Mas, mesmo sem efetuar o exame, a internet está abrindo fronteiras nunca antes exploradas na genealogia. Sites gratuitos como o geni ou o wikitree têm a ousada e complicada missão de montar a árvore genealógica global.
Somos todos parentes. Uma análise de 2007 consta que todas as pessoas no mundo são, no máximo, primos de 17 graus. O que significa que, subindo na árvore genealógica, o mais distante que você pode ir até encontrar um parente em comum são 16 gerações. Isso vale pra todas as pessoas do planeta: seja entre você e Barack Obama ou entre Rafinha Bastos e Wanessa Camargo. Você pode se cadastrar nesses sites e cadastrar todos os seus parentes. A partir daí, se o sistema achar o que acredita que seja o mesmo ramo de uma mesma árvore, ele te manda uma notificação e permite que suas árvores se conectem. Se sua família conseguir se meter nessa até chegar na árvore genealógica global, fica fácil ir pedindo favores pro seus tios até chegar na Rainha da Inglaterra (boa sorte).
Ferramentas também não faltam para ajudar o cidadão curioso a montar sua própria árvore genealógica. Tais quais o Family Search, que permite buscar por documentos escaneados e registrados de cartórios pelo mundo (sustentado pela Igreja de Jesus Cristo dos últimos dias) ou até o Find a Grave, que deixa você buscar por túmulos (sustentado por um bando de voluntários que saem por aí tirando fotos de lápides em cemitérios pelo mundo).

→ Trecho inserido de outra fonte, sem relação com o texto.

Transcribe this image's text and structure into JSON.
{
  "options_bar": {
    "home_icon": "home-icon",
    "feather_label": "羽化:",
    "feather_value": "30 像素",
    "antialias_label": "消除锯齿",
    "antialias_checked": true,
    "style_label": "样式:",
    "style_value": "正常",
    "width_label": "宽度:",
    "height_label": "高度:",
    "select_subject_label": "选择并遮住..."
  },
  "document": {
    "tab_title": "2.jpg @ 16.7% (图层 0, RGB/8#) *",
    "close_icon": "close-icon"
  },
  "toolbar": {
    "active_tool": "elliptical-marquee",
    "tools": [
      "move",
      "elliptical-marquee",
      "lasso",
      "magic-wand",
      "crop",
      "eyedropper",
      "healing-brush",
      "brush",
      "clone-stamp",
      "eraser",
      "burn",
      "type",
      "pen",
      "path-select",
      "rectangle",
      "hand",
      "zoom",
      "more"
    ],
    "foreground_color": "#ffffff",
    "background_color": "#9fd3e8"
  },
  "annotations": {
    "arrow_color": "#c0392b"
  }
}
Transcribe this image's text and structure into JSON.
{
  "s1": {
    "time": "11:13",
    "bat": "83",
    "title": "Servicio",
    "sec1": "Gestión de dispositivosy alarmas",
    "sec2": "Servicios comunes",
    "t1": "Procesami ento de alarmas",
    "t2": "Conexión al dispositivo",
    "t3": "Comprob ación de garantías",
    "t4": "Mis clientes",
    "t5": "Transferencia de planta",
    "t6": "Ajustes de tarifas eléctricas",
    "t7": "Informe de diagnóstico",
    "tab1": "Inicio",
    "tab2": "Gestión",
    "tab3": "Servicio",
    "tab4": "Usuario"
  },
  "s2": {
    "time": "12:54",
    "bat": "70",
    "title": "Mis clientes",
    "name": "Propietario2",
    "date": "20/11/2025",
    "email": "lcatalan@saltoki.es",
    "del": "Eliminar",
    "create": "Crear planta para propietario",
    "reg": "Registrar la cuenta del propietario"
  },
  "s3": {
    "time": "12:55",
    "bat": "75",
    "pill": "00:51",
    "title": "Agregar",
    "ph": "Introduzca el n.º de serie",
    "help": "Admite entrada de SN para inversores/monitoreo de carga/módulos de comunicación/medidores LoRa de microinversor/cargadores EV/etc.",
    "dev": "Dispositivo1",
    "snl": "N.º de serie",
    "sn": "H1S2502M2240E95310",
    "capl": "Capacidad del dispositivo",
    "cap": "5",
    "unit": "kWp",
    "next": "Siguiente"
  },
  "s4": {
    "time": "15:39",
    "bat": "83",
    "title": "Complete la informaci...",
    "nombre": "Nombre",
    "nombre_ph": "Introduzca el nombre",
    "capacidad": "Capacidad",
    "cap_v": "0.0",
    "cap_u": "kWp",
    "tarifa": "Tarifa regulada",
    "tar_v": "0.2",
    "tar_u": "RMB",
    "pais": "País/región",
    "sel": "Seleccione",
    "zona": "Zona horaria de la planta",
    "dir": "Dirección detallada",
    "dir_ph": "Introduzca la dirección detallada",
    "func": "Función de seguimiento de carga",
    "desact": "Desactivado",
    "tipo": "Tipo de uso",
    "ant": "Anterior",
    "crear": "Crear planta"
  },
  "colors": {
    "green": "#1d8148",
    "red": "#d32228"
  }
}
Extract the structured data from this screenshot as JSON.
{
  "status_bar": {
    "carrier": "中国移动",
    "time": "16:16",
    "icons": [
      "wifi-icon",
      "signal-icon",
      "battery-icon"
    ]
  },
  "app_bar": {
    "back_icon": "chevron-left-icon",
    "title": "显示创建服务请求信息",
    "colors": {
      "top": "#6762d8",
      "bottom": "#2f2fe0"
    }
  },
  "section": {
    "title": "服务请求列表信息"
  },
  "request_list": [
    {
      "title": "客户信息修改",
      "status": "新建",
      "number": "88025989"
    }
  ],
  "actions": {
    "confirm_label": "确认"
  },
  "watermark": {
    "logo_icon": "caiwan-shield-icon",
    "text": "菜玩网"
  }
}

As ferramentas colaborativas online, somadas com essa tempestade de cadeias de DNA invadindo bancos de dados torna a atual época o mais excitante dos tempos para a genealogia.
Download do DNA
A maioria dos serviços também oferece um outro atrativo (é um imenso atrativo pra mim) para seus clientes: a possibilidade de fazer um download do seu DNA. O meu código genético é um arquivo de 720.817 linhas e 23 MB que é a seqüência de texto mais pessoal que eu jamais poderia escrever.
É possível enviar o DNA para outros serviços que buscam relações de ancestralidade ou serviços como o Promethease, na minha opinião, a melhor coisa que você pode fazer com seu DNA. O conceito dele é simples: por apenas 10 dólares, você pode enviar o seu DNA e eles buscarão conexões entre os seus genes e pesquisas científicas condizentes para tentar prever algumas condições de saúde. Não à toa, este é outro serviço que alerta sobre a possibilidade de descobrir coisas sobre você das quais você não gostaria.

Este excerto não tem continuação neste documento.